Job Description
**Weekly Hours:** 40
**Role Number:** 200626983-3337
**Summary**
Join Apple's innovative iOS Robotics team within Wireless Technologies and Ecosystems (WTE). We're expanding the DockKit Framework's focus on accessories, algorithms, and user experiences to make iOS a leading platform for Perception Algorithm development. As an Embedded Machine Learning Engineer, you'll deploy efficient, low-power ML models directly onto embedded hardware, driving advanced, on-device intelligent experiences for millions of users in robotics and intelligent systems.
**Description**
This role offers a unique opportunity to innovate at the intersection of AI and embedded hardware. You will transform advanced ML algorithms into highly optimized, power-efficient code for custom silicon and microcontrollers in Apple products, specifically for robotics. You'll tackle complex challenges like memory constraints, computational budgets, and real-time performance, ensuring ML models deliver exceptional user experiences while adhering to Apple's privacy and power efficiency standards.

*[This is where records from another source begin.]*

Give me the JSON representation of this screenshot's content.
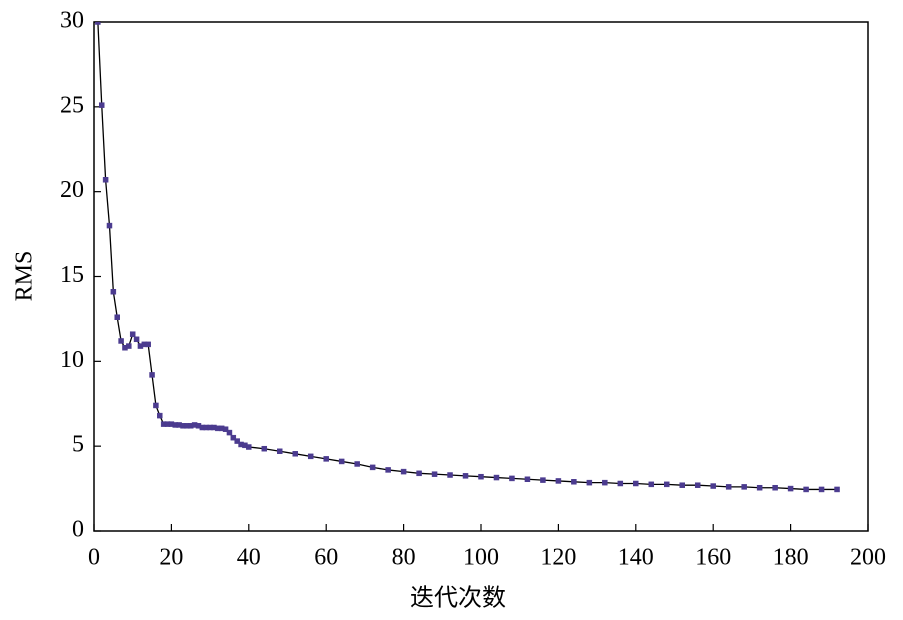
{
  "chart_data": {
    "type": "line",
    "x_label": "迭代次数",
    "y_label": "RMS",
    "x": [
      1,
      2,
      3,
      4,
      5,
      6,
      7,
      8,
      9,
      10,
      11,
      12,
      13,
      14,
      15,
      16,
      17,
      18,
      19,
      20,
      21,
      22,
      23,
      24,
      25,
      26,
      27,
      28,
      29,
      30,
      31,
      32,
      33,
      34,
      35,
      36,
      37,
      38,
      39,
      40,
      44,
      48,
      52,
      56,
      60,
      64,
      68,
      72,
      76,
      80,
      84,
      88,
      92,
      96,
      100,
      104,
      108,
      112,
      116,
      120,
      124,
      128,
      132,
      136,
      140,
      144,
      148,
      152,
      156,
      160,
      164,
      168,
      172,
      176,
      180,
      184,
      188,
      192
    ],
    "values": [
      30,
      25.1,
      20.7,
      18.0,
      14.1,
      12.6,
      11.2,
      10.8,
      10.9,
      11.6,
      11.3,
      10.9,
      11.0,
      11.0,
      9.2,
      7.4,
      6.8,
      6.3,
      6.3,
      6.3,
      6.25,
      6.25,
      6.2,
      6.2,
      6.2,
      6.25,
      6.2,
      6.1,
      6.1,
      6.1,
      6.1,
      6.05,
      6.05,
      6.0,
      5.8,
      5.5,
      5.3,
      5.1,
      5.05,
      4.95,
      4.85,
      4.7,
      4.55,
      4.4,
      4.25,
      4.1,
      3.95,
      3.75,
      3.6,
      3.5,
      3.4,
      3.35,
      3.3,
      3.25,
      3.2,
      3.15,
      3.1,
      3.05,
      3.0,
      2.95,
      2.9,
      2.85,
      2.85,
      2.8,
      2.8,
      2.75,
      2.75,
      2.7,
      2.7,
      2.65,
      2.6,
      2.6,
      2.55,
      2.55,
      2.5,
      2.45,
      2.45,
      2.45
    ],
    "color": "#4b3b8f",
    "line_color": "#000000",
    "xlim": [
      0,
      200
    ],
    "xticks": [
      0,
      20,
      40,
      60,
      80,
      100,
      120,
      140,
      160,
      180,
      200
    ],
    "ylim": [
      0,
      30
    ],
    "yticks": [
      0,
      5,
      10,
      15,
      20,
      25,
      30
    ]
  }
}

**Minimum Qualifications**
+ Bachelor's degree (3+ years experience) or Master's degree (2+ year experience) in CS, EE, or a related technical field.
+ Proficiency in C/C++ for embedded systems development, including RTOS, microcontrollers, and low-level hardware interactions.
+ Proven ability to optimize and deploy ML models for resource-constrained edge devices using techniques like - quantization/pruning and frameworks (e.g., TensorFlow Lite, ONNX Runtime, Core ML).
+ Strong analytical and debugging skills to resolve performance bottlenecks across hardware, firmware, and ML inference.
**Preferred Qualifications**
+ Experience with ML inference hardware acceleration (DSPs, NPUs, ASICs).Familiarity with diverse neural network architectures and training methodologies for efficient edge deployment.
+ Knowledge of computer vision, NLP, or audio processing in an embedded/robotics context.
+ Experience with embedded Linux or other RTOS in a production environment.
+ Contributions to open-source embedded ML projects or relevant publications.
+ Proficiency with Python for automation and data analysis.